The analogy of society and the soul from Plato’s Republic is also relevant here. The distinction between the strong and weak is somewhat relative. For example, Stephen Hawking is strong in terms of his mathematical ability, but weak in athletic ability. Everyone has their strengths and weaknesses, their talents and shortcomings. So the notion that the strong and noble should be kind to, and protective of, the weaker not only refers to interaction between individuals, but interactions within individuals – the strong parts of the soul showing kindness and understanding to the weak parts, and thus sharing their strength and working to remedy the imbalance.
I think this is the societal ethic that the Christian teachings point to, but in modern times it has become what Nietzsche called the ‘society of nurses’ – the weak caring for the weak, and banishing all strength. That doesn’t work, neither in society nor in the psyche.

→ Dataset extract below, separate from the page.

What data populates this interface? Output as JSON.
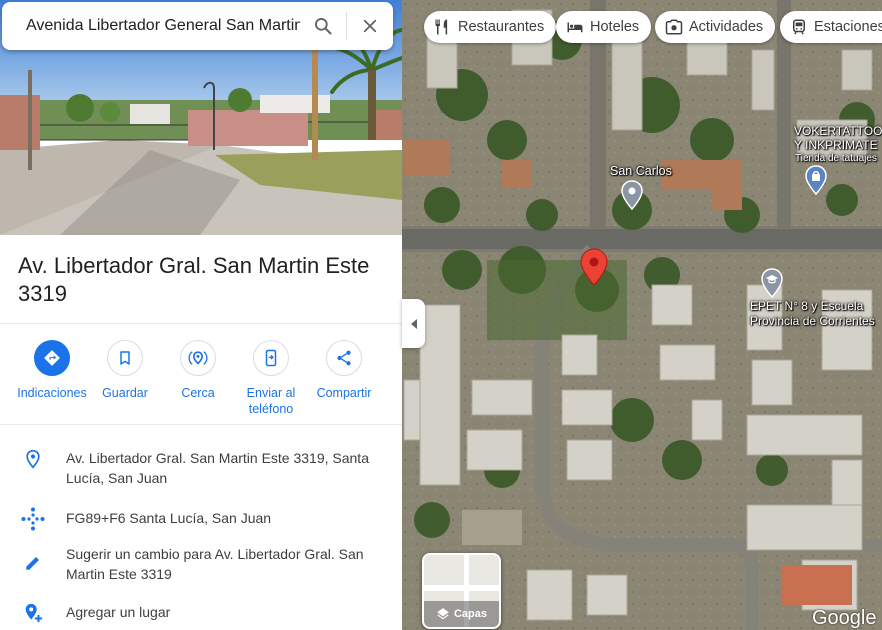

Also, ‘kindness’ here does not necessarily mean ‘niceness’ and tolerant acceptance. Buddhists distinguish between real compassion – the willingness to do what is necessary based on clear vision and love – and ‘idiot compassion’ – the mistaken belief that compassion is simply being nice to everyone all the time.
I find it curious that you would misread “the imperfect and the unworthy” as “the weak and the victim”. First of all, this blog has often written about the code of chivalry and its obligation to protect the weak (widows, orphans) and the victim of injustice. Apparently I need to emphasize “protect” and not “praise”; the weak and the victim may deserve protection, but why praise? Quite the opposite: it is the knight — the protector and the bringer of justice — whom we praise.
Now to get back to the point I actually did make. The modern world praises the morally imperfect and the spiritually weak. It regards the morally praiseworthy and the spiritually strong as an affront and ipso facto an implicit condemnation. Rather than facing up to and correcting one’s faults, the modern world, instead, would praise the faulty and condemn the faultless. It regards any inequality as an injustice — the result of a fatalism (a heathen notion) that must be rejected, rather than as the evidence of Providence. The Church (at least prior to V II) never condemned inequality nor did it ever advocate the right to do wrong.
I would rather attribute the praise of the weak and the victim to Christianity, as would Rene Girard. In Christian societies, the victim is always the moral superior of the victor. However, in our own society, this has gottn to a morally grotesque point, where everyone would play the victim out of a sheer sense of social guile. The worst case of this is of course the whole idea of “white man victimhood”, but that is another conversation entirely.
That is probably why modern man praises the imperfect and the unworthy … he considers that fatalism to be an injustice.
In Mexico, if you praise an infant for its beauty, you are supposed to to it, lest you give it the evil eye, and it falls ill as a result. This is very common in many cultures, to the point that children were intentionally scared at times to make them less attractive. There is a certain fatalism at the heart of the cosmos which modern man tends to deny.